As an attending physician you have a platform and your voice and advocacy goes a long way. We all have to be active with public policy and advocacy. We have to speak into the space. People with addiction are not going to do it for themselves. It’s an isolating, stigmatized, shame-filled disease, and if we don’t speak on their behalf there is going to be no one speaking for them. Emergency medicine is a profession with some of the least knowledge about addiction and some of the highest level of stigma, bias, and unwillingness to do what we are talking about. I also just want you to be prepared that some of what your role is going to be is as an ambassador for your colleagues and helping them to understand and conceptualize addiction as a disease.

 

8.     What resources do you recommend for people who want to create a better understanding of addiction?

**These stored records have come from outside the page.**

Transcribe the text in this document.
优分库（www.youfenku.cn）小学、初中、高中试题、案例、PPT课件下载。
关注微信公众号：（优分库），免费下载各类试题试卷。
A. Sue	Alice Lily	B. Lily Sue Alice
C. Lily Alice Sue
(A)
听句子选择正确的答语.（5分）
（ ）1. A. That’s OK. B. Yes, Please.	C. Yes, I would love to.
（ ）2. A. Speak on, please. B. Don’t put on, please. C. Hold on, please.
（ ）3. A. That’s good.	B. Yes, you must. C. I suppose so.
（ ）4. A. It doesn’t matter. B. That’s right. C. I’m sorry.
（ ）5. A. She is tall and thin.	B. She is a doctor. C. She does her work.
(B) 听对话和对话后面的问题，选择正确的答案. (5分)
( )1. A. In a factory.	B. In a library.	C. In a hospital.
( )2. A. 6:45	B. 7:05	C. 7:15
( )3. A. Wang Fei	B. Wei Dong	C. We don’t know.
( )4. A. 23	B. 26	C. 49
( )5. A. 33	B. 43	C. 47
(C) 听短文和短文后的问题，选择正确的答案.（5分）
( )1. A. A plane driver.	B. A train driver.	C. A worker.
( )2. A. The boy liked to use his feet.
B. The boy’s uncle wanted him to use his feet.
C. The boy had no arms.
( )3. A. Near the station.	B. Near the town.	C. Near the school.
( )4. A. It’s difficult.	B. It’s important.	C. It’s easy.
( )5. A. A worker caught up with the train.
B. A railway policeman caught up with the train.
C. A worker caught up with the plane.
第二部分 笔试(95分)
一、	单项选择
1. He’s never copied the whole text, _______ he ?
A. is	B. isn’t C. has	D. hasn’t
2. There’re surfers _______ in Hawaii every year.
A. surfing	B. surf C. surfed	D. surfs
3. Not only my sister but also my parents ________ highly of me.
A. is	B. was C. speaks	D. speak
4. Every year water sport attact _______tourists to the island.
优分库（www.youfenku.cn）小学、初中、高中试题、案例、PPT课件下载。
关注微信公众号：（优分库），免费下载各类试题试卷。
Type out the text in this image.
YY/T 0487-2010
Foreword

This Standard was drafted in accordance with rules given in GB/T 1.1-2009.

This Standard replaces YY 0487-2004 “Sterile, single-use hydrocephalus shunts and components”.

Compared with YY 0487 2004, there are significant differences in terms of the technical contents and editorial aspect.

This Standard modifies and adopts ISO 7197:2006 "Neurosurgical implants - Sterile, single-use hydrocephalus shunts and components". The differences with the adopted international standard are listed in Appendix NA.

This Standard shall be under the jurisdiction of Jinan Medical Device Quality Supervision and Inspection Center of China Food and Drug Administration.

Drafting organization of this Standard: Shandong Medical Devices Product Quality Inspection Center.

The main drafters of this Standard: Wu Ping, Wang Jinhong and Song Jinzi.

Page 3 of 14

Get connected with organizations like Hazelden Betty Ford, American Society of Addiction Medicine, American Academy of Addiction Psychiatry (you do not have to be a psychiatrist to have that connection). Gain additional training in addiction medicine with an addiction medicine fellowship. Hazelden Betty Ford has a partnership with Emory health systems and formed the Addiction Alliance of Georgia that will be expanding medical education on addiction and perhaps creating an addiction medicine fellowship there in the future. There is also PCSS.org that is a wonderful SAMSA-funded outgrowth of the American Academy of Addiction Psychiatry that do a majority of the MAT waiver training, but they also have a mentorship program where you can sign up and get mentored in your work of treating addiction. Also, stay connected to your local community treatment centers.

 

9.     Is there anything else you would like to add?

Call to action: Emergency physicians should be a source of de-stigmatizing this disease and courageously starting treatment right out of the emergency department.